Quatre jours plus tard, je redescends de la montagne, la tête pleine de songes et d’incertitude. La camionnette file doucement sur la piste tortueuse fouettée par un vent glacial au petit matin. Quelques habitants somnolent sur les mauvais bancs du pick-up au milieu des chargements de légumes destinés aux marchés du littoral. Lorsque l’aube mord l’horizon de ses teintes orangées, le relief s’efface progressivement. Derrière l’éparpillement des vertigineux pics de roches qui subsistent, apparait la surface polie de l’océan. Je rejoins tranquillement la chaleur du bord de mer et la tromperie rassurante des flux civilisés.

La paloma voladora de la zona oriente (enregistrée dans les Chimalapas)

« Être communal »

Entrer en contact avec le Mexique, pour peu que l’on y soit disposé, nous confronte à un choix de civilisation. À l’étonnement de voir les hypothèses révolutionnaires les plus pertinentes de ces dernières décennies trouver un terrain florissant dans ce pays, succède un sentiment de profondeur inconnue. Si des doutes nous saisissent parfois quant à nos tentatives souvent minoritaires d’occupation et de défense du territoire, celles-ci trouvent au contact des autonomies mexicaines un prolongement aux allures de bifurcation historique.

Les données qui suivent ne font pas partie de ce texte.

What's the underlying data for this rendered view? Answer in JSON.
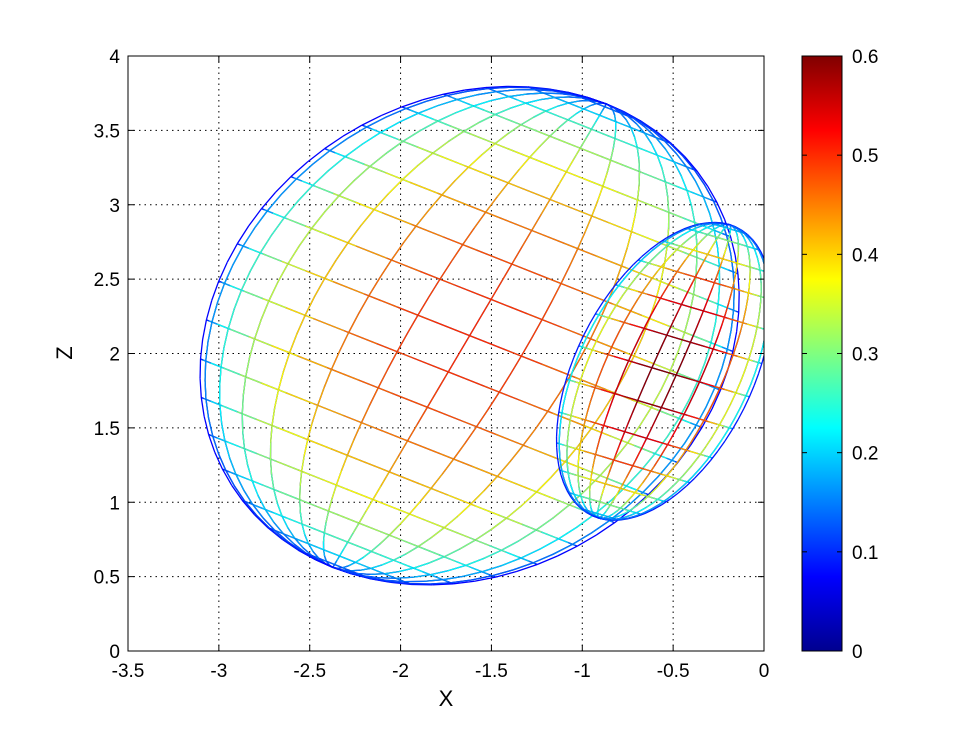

Citons encore Carlos Manso : « Notre résistance est beaucoup fondée sur l’être communal des peuples, la défense de la communauté agraire, de notre mode de vie. Ce sont des éléments de résistance qui sont présents et, bien sûr, nous nous reposons sur eux pour chercher à communiquer entre nous et à partir de là résister encore dans ce contexte ».

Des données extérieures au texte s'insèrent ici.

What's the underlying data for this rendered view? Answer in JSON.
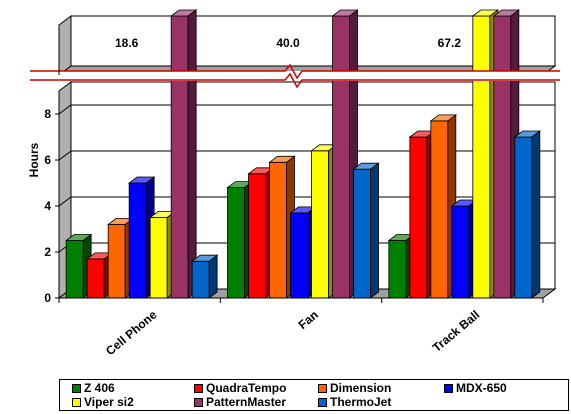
{
  "chart_data": {
    "type": "bar",
    "title": "",
    "xlabel": "",
    "ylabel": "Hours",
    "ylim": [
      0,
      9
    ],
    "axis_break": true,
    "y_ticks": [
      "0",
      "2",
      "4",
      "6",
      "8"
    ],
    "categories": [
      "Cell Phone",
      "Fan",
      "Track Ball"
    ],
    "value_labels": [
      "18.6",
      "40.0",
      "67.2"
    ],
    "value_label_series": "PatternMaster",
    "series": [
      {
        "name": "Z 406",
        "color": "#008000",
        "values": [
          2.5,
          4.8,
          2.5
        ]
      },
      {
        "name": "QuadraTempo",
        "color": "#ff0000",
        "values": [
          1.7,
          5.4,
          7.0
        ]
      },
      {
        "name": "Dimension",
        "color": "#ff6600",
        "values": [
          3.2,
          5.9,
          7.7
        ]
      },
      {
        "name": "MDX-650",
        "color": "#0000ff",
        "values": [
          5.0,
          3.7,
          4.0
        ]
      },
      {
        "name": "Viper si2",
        "color": "#ffff00",
        "values": [
          3.5,
          6.4,
          9.9
        ]
      },
      {
        "name": "PatternMaster",
        "color": "#993366",
        "values": [
          18.6,
          40.0,
          67.2
        ]
      },
      {
        "name": "ThermoJet",
        "color": "#0066cc",
        "values": [
          1.6,
          5.6,
          7.0
        ]
      }
    ],
    "legend_position": "bottom",
    "grid": true
  }
}
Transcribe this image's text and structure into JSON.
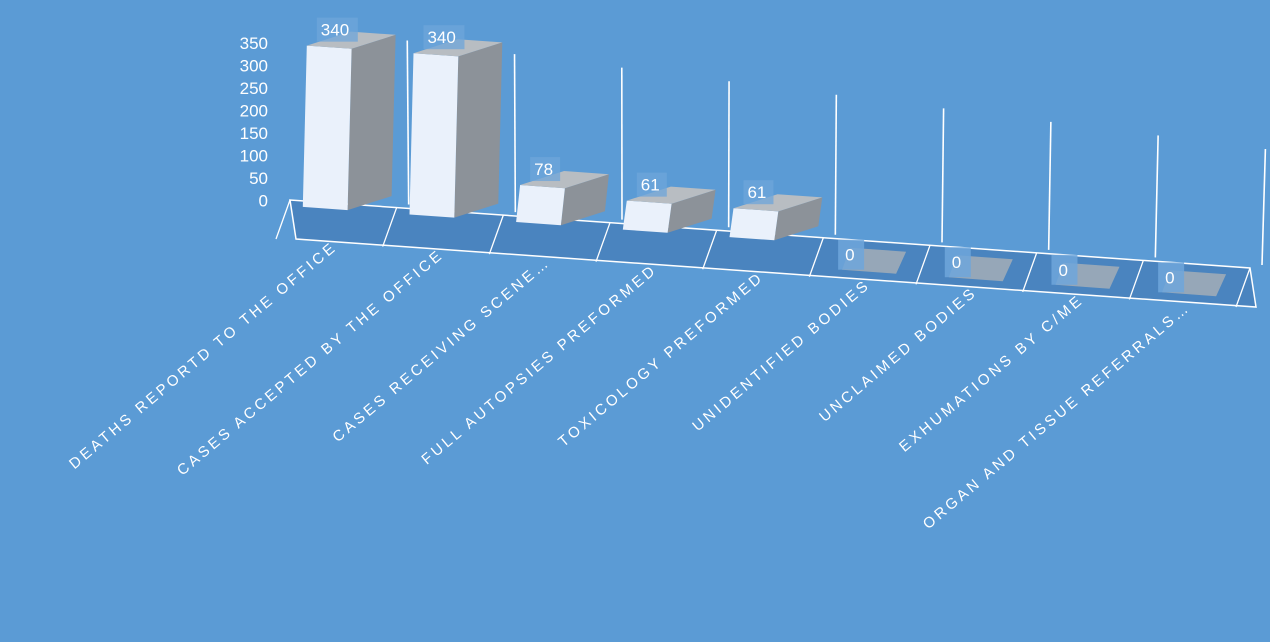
{
  "chart_data": {
    "type": "bar",
    "categories": [
      "DEATHS REPORTD TO THE OFFICE",
      "CASES ACCEPTED BY THE OFFICE",
      "CASES RECEIVING SCENE…",
      "FULL AUTOPSIES PREFORMED",
      "TOXICOLOGY PREFORMED",
      "UNIDENTIFIED BODIES",
      "UNCLAIMED BODIES",
      "EXHUMATIONS BY C/ME",
      "ORGAN AND TISSUE REFERRALS…"
    ],
    "values": [
      340,
      340,
      78,
      61,
      61,
      0,
      0,
      0,
      0
    ],
    "data_labels": [
      "340",
      "340",
      "78",
      "61",
      "61",
      "0",
      "0",
      "0",
      "0"
    ],
    "yticks": [
      "0",
      "50",
      "100",
      "150",
      "200",
      "250",
      "300",
      "350"
    ],
    "ylim": [
      0,
      350
    ],
    "title": "",
    "xlabel": "",
    "ylabel": "",
    "grid": true,
    "legend": "none",
    "colors": {
      "background": "#5b9bd5",
      "bar_front": "#eaf1fb",
      "bar_side": "#8c9299",
      "bar_top": "#b8bdc2",
      "floor": "#4a84bf",
      "zero_block": "#a9b0b7",
      "label_box": "#6ea6da",
      "text": "#ffffff"
    }
  }
}
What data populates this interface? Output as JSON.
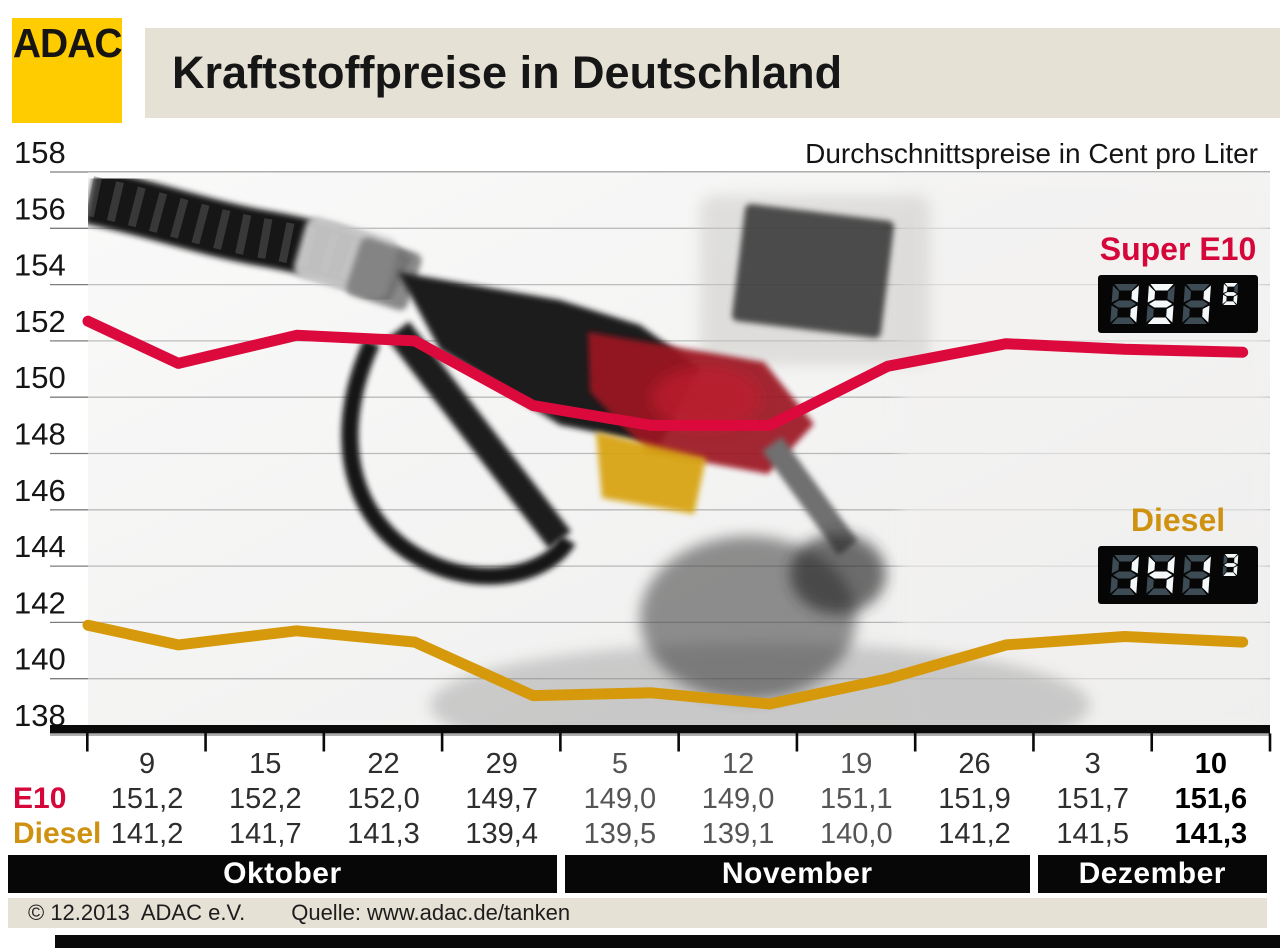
{
  "header": {
    "logo_text": "ADAC",
    "title": "Kraftstoffpreise in Deutschland"
  },
  "subtitle": "Durchschnittspreise in Cent pro Liter",
  "legend": {
    "e10_label": "Super E10",
    "diesel_label": "Diesel"
  },
  "displays": {
    "e10": {
      "digits": "151",
      "superscript": "6"
    },
    "diesel": {
      "digits": "141",
      "superscript": "3"
    }
  },
  "chart_data": {
    "type": "line",
    "title": "Kraftstoffpreise in Deutschland",
    "subtitle": "Durchschnittspreise in Cent pro Liter",
    "ylabel": "Cent pro Liter",
    "ylim": [
      138,
      158
    ],
    "yticks": [
      158,
      156,
      154,
      152,
      150,
      148,
      146,
      144,
      142,
      140,
      138
    ],
    "grid": true,
    "x_categories": [
      "9",
      "15",
      "22",
      "29",
      "5",
      "12",
      "19",
      "26",
      "3",
      "10"
    ],
    "month_groups": [
      {
        "label": "Oktober",
        "columns": 4
      },
      {
        "label": "November",
        "columns": 4
      },
      {
        "label": "Dezember",
        "columns": 2
      }
    ],
    "series": [
      {
        "name": "Super E10",
        "color": "#dc0a3c",
        "values": [
          151.2,
          152.2,
          152.0,
          149.7,
          149.0,
          149.0,
          151.1,
          151.9,
          151.7,
          151.6
        ],
        "left_edge_value": 152.7
      },
      {
        "name": "Diesel",
        "color": "#d6990b",
        "values": [
          141.2,
          141.7,
          141.3,
          139.4,
          139.5,
          139.1,
          140.0,
          141.2,
          141.5,
          141.3
        ],
        "left_edge_value": 141.9
      }
    ]
  },
  "table": {
    "e10_row_label": "E10",
    "diesel_row_label": "Diesel",
    "columns": [
      {
        "date": "9",
        "e10": "151,2",
        "diesel": "141,2",
        "muted": false,
        "bold": false
      },
      {
        "date": "15",
        "e10": "152,2",
        "diesel": "141,7",
        "muted": false,
        "bold": false
      },
      {
        "date": "22",
        "e10": "152,0",
        "diesel": "141,3",
        "muted": false,
        "bold": false
      },
      {
        "date": "29",
        "e10": "149,7",
        "diesel": "139,4",
        "muted": false,
        "bold": false
      },
      {
        "date": "5",
        "e10": "149,0",
        "diesel": "139,5",
        "muted": true,
        "bold": false
      },
      {
        "date": "12",
        "e10": "149,0",
        "diesel": "139,1",
        "muted": true,
        "bold": false
      },
      {
        "date": "19",
        "e10": "151,1",
        "diesel": "140,0",
        "muted": true,
        "bold": false
      },
      {
        "date": "26",
        "e10": "151,9",
        "diesel": "141,2",
        "muted": false,
        "bold": false
      },
      {
        "date": "3",
        "e10": "151,7",
        "diesel": "141,5",
        "muted": false,
        "bold": false
      },
      {
        "date": "10",
        "e10": "151,6",
        "diesel": "141,3",
        "muted": false,
        "bold": true
      }
    ]
  },
  "footer": {
    "copyright": "© 12.2013  ADAC e.V.",
    "source": "Quelle: www.adac.de/tanken"
  },
  "colors": {
    "adac_yellow": "#ffcc00",
    "e10_red": "#dc0a3c",
    "diesel_gold": "#d6990b",
    "beige": "#e6e1d5",
    "bar_black": "#080808",
    "display_ghost": "#3d4b55",
    "display_lit": "#f4f8f9"
  }
}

Loin de se cantonner à la dimension agraire, la communalité, concept auquel il faudrait donner un écho plus fort de ce côté de la planète, est une proposition dense d’élaboration de formes de vie irréductibles au monde capitaliste. « On peut se représenter la communalité comme une maison qui aurait quatre piliers : l’organisation communautaire, le travail partagé, le territoire et la fête », tentait de traduire une jeune étudiante de Jaltepec [3]. On pourrait modestement avancer que « le communal » précède la question révolutionnaire en tant qu’il constitue la base d’une civilisation singulière. Ce n’est pas la révolution en tant que telle, mais plutôt le soubassement nécessaire et l’horizon de toute entreprise de bouleversement de la soumission au règne du capitalisme. Depuis le Mexique, des appels sont lancés à rejoindre cette dimension du réel. Il tient à nous d’élaborer, depuis nos existences, les voies de jonction avec ce cheminement.

Fort de mes quelques découvertes, qui sont loin d’être totalement neuves, je ne peux que conseiller ardemment à toutes les personnes sincères qui se languissent de voir advenir une mutation de nos conditions d’existence, d’aller arpenter la luxuriance mutilée des contrées mésoaméricaines.

[1Mexique profond, une civilisation niée, Guillermo Bonfil Batalla, éd. Zones Sensibles 2017, avec une préface d’Alessi dell’Umbria.

[2Pour les deux paragraphes suivants se référer au texte de Carlos Manso « Voici venu le temps des calamités » disponible en français sur le site « la voie du jaguar », et le très complet article « México : Se aplica doctrina del shock tras terremoto en Oaxaca » disponible sur le site reinsurgencias.org

[3Voir par exemple, l’article disponible sur « la voie du jaguar » intitulé « la communalité chez les peuples originaires » de Benjamin Maldonado Alvarado.